Taylor testified that Swanson told the psychiatrist he had explained to his mother that killing someone was like tossing a bucket of water on someone just before they jump in a swimming pool because they were going to get wet anyway.
“From Mr. Swanson’s perspective, people are going to die anyway,” Taylor said. “What difference does it make whether they die when they’re 77, or if he shoots them.”
On Wednesday, Kathleen Swanson testified that in 2004 a psychiatrist told her that her son should be removed from society.
“Your son needs to be locked up, and there isn’t anything more I can help you with,” she said she was told. Her son was 11 at the time.
Kathleen Swanson told jurors her son was a problematic infant and adult, recounting how day care providers wouldn’t care for him because of behavioral problems, how he’d hardly sleep, and how she’d sought professional help for her son.
In a statement released after the jury’s verdict, Swanson’s parents expressed their “sympathies and condolences for the families, extended families, friends, and communities that were affected by this horrible tragedy.”

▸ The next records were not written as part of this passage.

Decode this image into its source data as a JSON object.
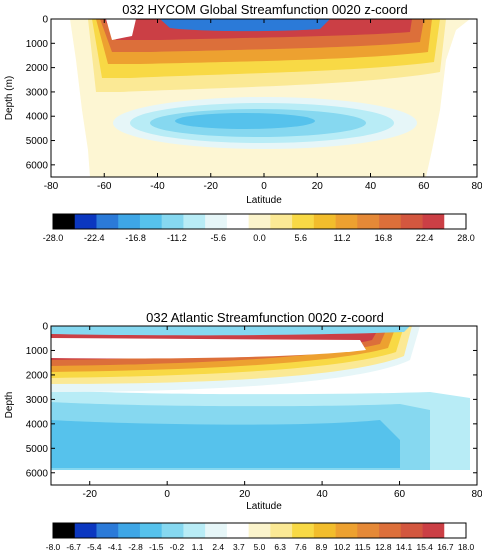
{
  "chart_data": [
    {
      "type": "heatmap",
      "title": "032 HYCOM Global Streamfunction 0020 z-coord",
      "xlabel": "Latitude",
      "ylabel": "Depth (m)",
      "xlim": [
        -80,
        80
      ],
      "ylim": [
        6500,
        0
      ],
      "x_ticks": [
        "-80",
        "-60",
        "-40",
        "-20",
        "0",
        "20",
        "40",
        "60",
        "80"
      ],
      "y_ticks": [
        "0",
        "1000",
        "2000",
        "3000",
        "4000",
        "5000",
        "6000"
      ],
      "colorbar": {
        "min": -28.0,
        "max": 28.0,
        "tick_labels": [
          "-28.0",
          "-22.4",
          "-16.8",
          "-11.2",
          "-5.6",
          "0.0",
          "5.6",
          "11.2",
          "16.8",
          "22.4",
          "28.0"
        ]
      },
      "features": [
        {
          "name": "shallow positive overturning cell",
          "lat_range": [
            -65,
            65
          ],
          "depth_range": [
            0,
            3000
          ],
          "peak_value": 28
        },
        {
          "name": "deep negative cell",
          "lat_range": [
            -55,
            45
          ],
          "depth_range": [
            3000,
            5000
          ],
          "peak_value": -8
        }
      ]
    },
    {
      "type": "heatmap",
      "title": "032 Atlantic Streamfunction 0020 z-coord",
      "xlabel": "Latitude",
      "ylabel": "Depth",
      "xlim": [
        -30,
        80
      ],
      "ylim": [
        6500,
        0
      ],
      "x_ticks": [
        "-20",
        "0",
        "20",
        "40",
        "60",
        "80"
      ],
      "y_ticks": [
        "0",
        "1000",
        "2000",
        "3000",
        "4000",
        "5000",
        "6000"
      ],
      "colorbar": {
        "min": -8.0,
        "max": 18.0,
        "tick_labels": [
          "-8.0",
          "-6.7",
          "-5.4",
          "-4.1",
          "-2.8",
          "-1.5",
          "-0.2",
          "1.1",
          "2.4",
          "3.7",
          "5.0",
          "6.3",
          "7.6",
          "8.9",
          "10.2",
          "11.5",
          "12.8",
          "14.1",
          "15.4",
          "16.7",
          "18.0"
        ]
      },
      "features": [
        {
          "name": "upper overturning cell (AMOC)",
          "lat_range": [
            -30,
            60
          ],
          "depth_range": [
            0,
            2000
          ],
          "peak_value": 18
        },
        {
          "name": "deep negative cell",
          "lat_range": [
            -30,
            65
          ],
          "depth_range": [
            2500,
            5500
          ],
          "peak_value": -4
        }
      ]
    }
  ],
  "palette": [
    "#000000",
    "#0b37c0",
    "#2b7ad8",
    "#3ea6e6",
    "#56c2ec",
    "#86d8f0",
    "#b8ecf6",
    "#e6f6f8",
    "#ffffff",
    "#fbf4cc",
    "#fbe995",
    "#f8d945",
    "#f2bd2c",
    "#eda130",
    "#e58937",
    "#dc6f3a",
    "#d3573f",
    "#cb3f45",
    "#ffffff"
  ]
}
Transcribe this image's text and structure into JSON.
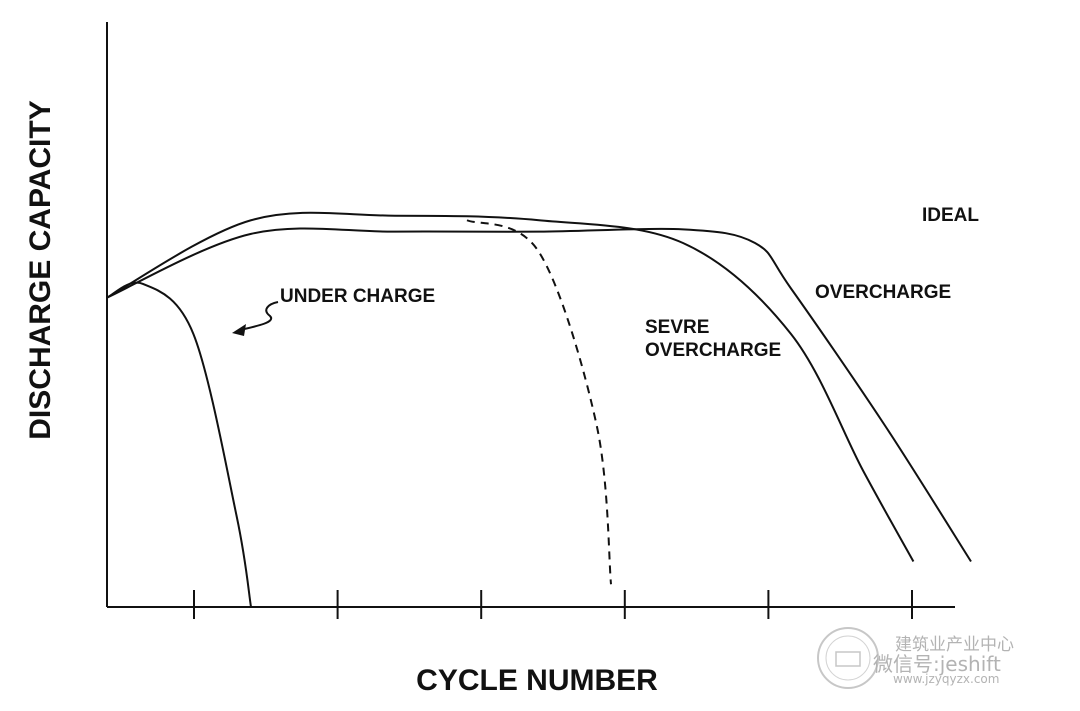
{
  "chart_data": {
    "type": "line",
    "xlabel": "CYCLE NUMBER",
    "ylabel": "DISCHARGE CAPACITY",
    "x_ticks": 6,
    "grid": false,
    "legend": "none",
    "series": [
      {
        "name": "IDEAL",
        "style": "solid",
        "x": [
          0,
          2,
          4,
          6,
          8,
          9,
          9.5,
          10.8,
          12
        ],
        "y": [
          68,
          82,
          82.5,
          82.5,
          83,
          80,
          70,
          40,
          10
        ]
      },
      {
        "name": "OVERCHARGE",
        "style": "solid",
        "x": [
          0,
          2,
          4,
          6,
          8,
          9.5,
          10.5,
          11.2
        ],
        "y": [
          68,
          85,
          86,
          85,
          80,
          60,
          30,
          10
        ]
      },
      {
        "name": "SEVRE OVERCHARGE",
        "style": "dashed",
        "x": [
          5,
          6,
          6.8,
          7
        ],
        "y": [
          85,
          78,
          40,
          5
        ]
      },
      {
        "name": "UNDER CHARGE",
        "style": "solid",
        "x": [
          0,
          0.5,
          1.2,
          1.8,
          2
        ],
        "y": [
          68,
          71,
          60,
          20,
          0
        ]
      }
    ]
  },
  "watermark": {
    "line1": "建筑业产业中心",
    "line2": "微信号:jeshift",
    "line3": "www.jzyqyzx.com"
  }
}
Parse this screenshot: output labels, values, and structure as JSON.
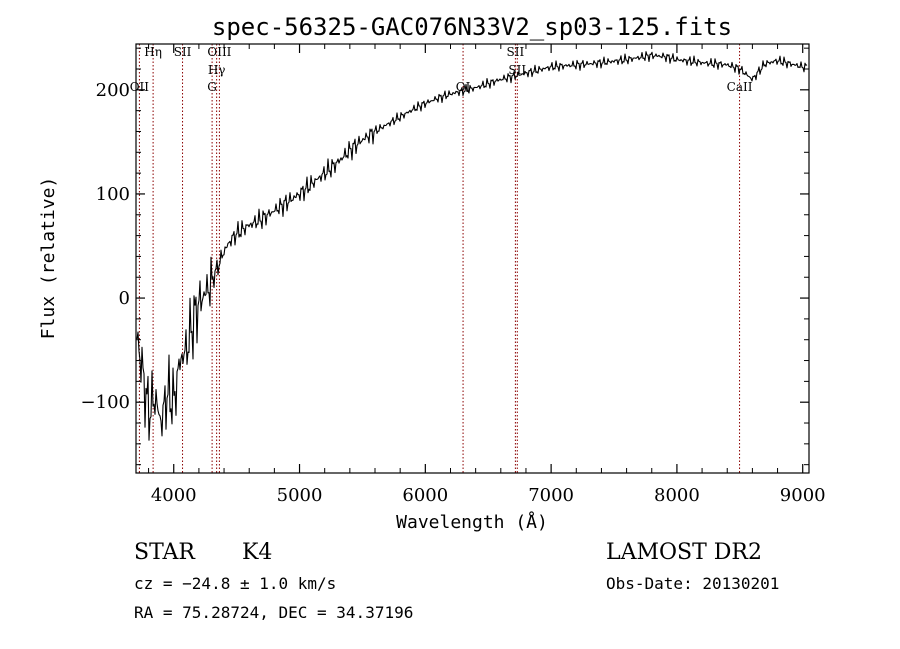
{
  "chart_data": {
    "type": "line",
    "title": "spec-56325-GAC076N33V2_sp03-125.fits",
    "xlabel": "Wavelength (Å)",
    "ylabel": "Flux (relative)",
    "xlim": [
      3700,
      9050
    ],
    "ylim": [
      -168,
      244
    ],
    "x_ticks": [
      4000,
      5000,
      6000,
      7000,
      8000,
      9000
    ],
    "x_tick_labels": [
      "4000",
      "5000",
      "6000",
      "7000",
      "8000",
      "9000"
    ],
    "y_ticks": [
      -100,
      0,
      100,
      200
    ],
    "y_tick_labels": [
      "−100",
      "0",
      "100",
      "200"
    ],
    "series": [
      {
        "name": "spectrum",
        "x": [
          3700,
          3750,
          3800,
          3850,
          3900,
          3950,
          4000,
          4050,
          4100,
          4150,
          4200,
          4250,
          4300,
          4350,
          4400,
          4450,
          4500,
          4600,
          4700,
          4800,
          4900,
          5000,
          5100,
          5200,
          5300,
          5400,
          5500,
          5600,
          5700,
          5800,
          5900,
          6000,
          6100,
          6200,
          6300,
          6400,
          6500,
          6600,
          6700,
          6800,
          6900,
          7000,
          7200,
          7400,
          7600,
          7800,
          7900,
          8000,
          8200,
          8400,
          8500,
          8600,
          8700,
          8800,
          8900,
          9000
        ],
        "y": [
          -30,
          -70,
          -110,
          -95,
          -120,
          -90,
          -100,
          -60,
          -50,
          -25,
          -5,
          5,
          15,
          30,
          45,
          55,
          62,
          70,
          76,
          84,
          92,
          100,
          110,
          120,
          130,
          142,
          152,
          160,
          167,
          174,
          181,
          187,
          192,
          196,
          199,
          202,
          206,
          210,
          213,
          216,
          219,
          222,
          224,
          226,
          229,
          233,
          232,
          229,
          226,
          224,
          220,
          210,
          225,
          228,
          225,
          222
        ]
      }
    ],
    "line_markers": [
      {
        "label": "Hη",
        "wavelength": 3836
      },
      {
        "label": "OII",
        "wavelength": 3727
      },
      {
        "label": "SII",
        "wavelength": 4070
      },
      {
        "label": "OIII",
        "wavelength": 4363
      },
      {
        "label": "Hγ",
        "wavelength": 4341
      },
      {
        "label": "G",
        "wavelength": 4305
      },
      {
        "label": "OI",
        "wavelength": 6300
      },
      {
        "label": "SII",
        "wavelength": 6716
      },
      {
        "label": "SII",
        "wavelength": 6731
      },
      {
        "label": "CaII",
        "wavelength": 8498
      }
    ]
  },
  "info": {
    "class_label": "STAR",
    "subclass": "K4",
    "cz": "cz = −24.8 ± 1.0 km/s",
    "coords": "RA =  75.28724, DEC =  34.37196",
    "survey": "LAMOST DR2",
    "obs_date": "Obs-Date: 20130201"
  },
  "colors": {
    "axis": "#000000",
    "spectrum": "#000000",
    "marker_line": "#8b0000"
  }
}
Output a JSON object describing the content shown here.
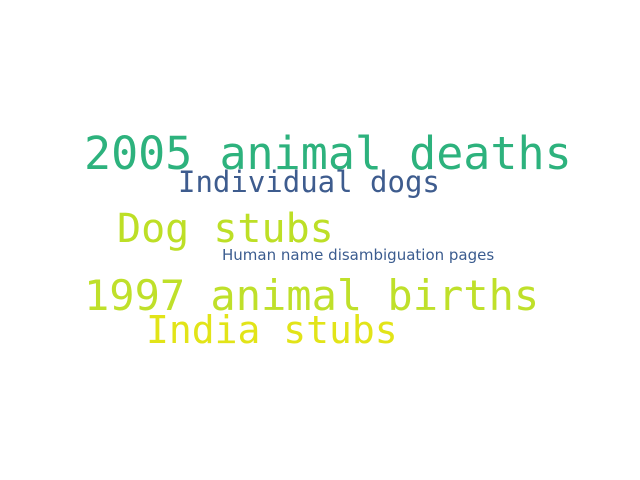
{
  "words": [
    {
      "text": "2005 animal deaths",
      "color": "#2db27d"
    },
    {
      "text": "Individual dogs",
      "color": "#3e5c8e"
    },
    {
      "text": "Dog stubs",
      "color": "#bddf26"
    },
    {
      "text": "Human name disambiguation pages",
      "color": "#3b5c8f"
    },
    {
      "text": "1997 animal births",
      "color": "#bfe02a"
    },
    {
      "text": "India stubs",
      "color": "#e2e418"
    }
  ]
}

“What happened on November 15th was truly devastating to all of the families involved,” Bob and Kathleen Swanson said in the statement. “As parents, nothing has prepared us for this type of a tragedy. We had previously sought assistance and tried to get help for our son Michael, whom we love and we are heartbroken by these events. We hope the trial will present the desperate realities some families face whose children suffer from mental illness.”
Swanson, who also was found guilty of first-degree robbery, smiled as the verdict was read.
He will be sentenced to life in prison without parole at a later date.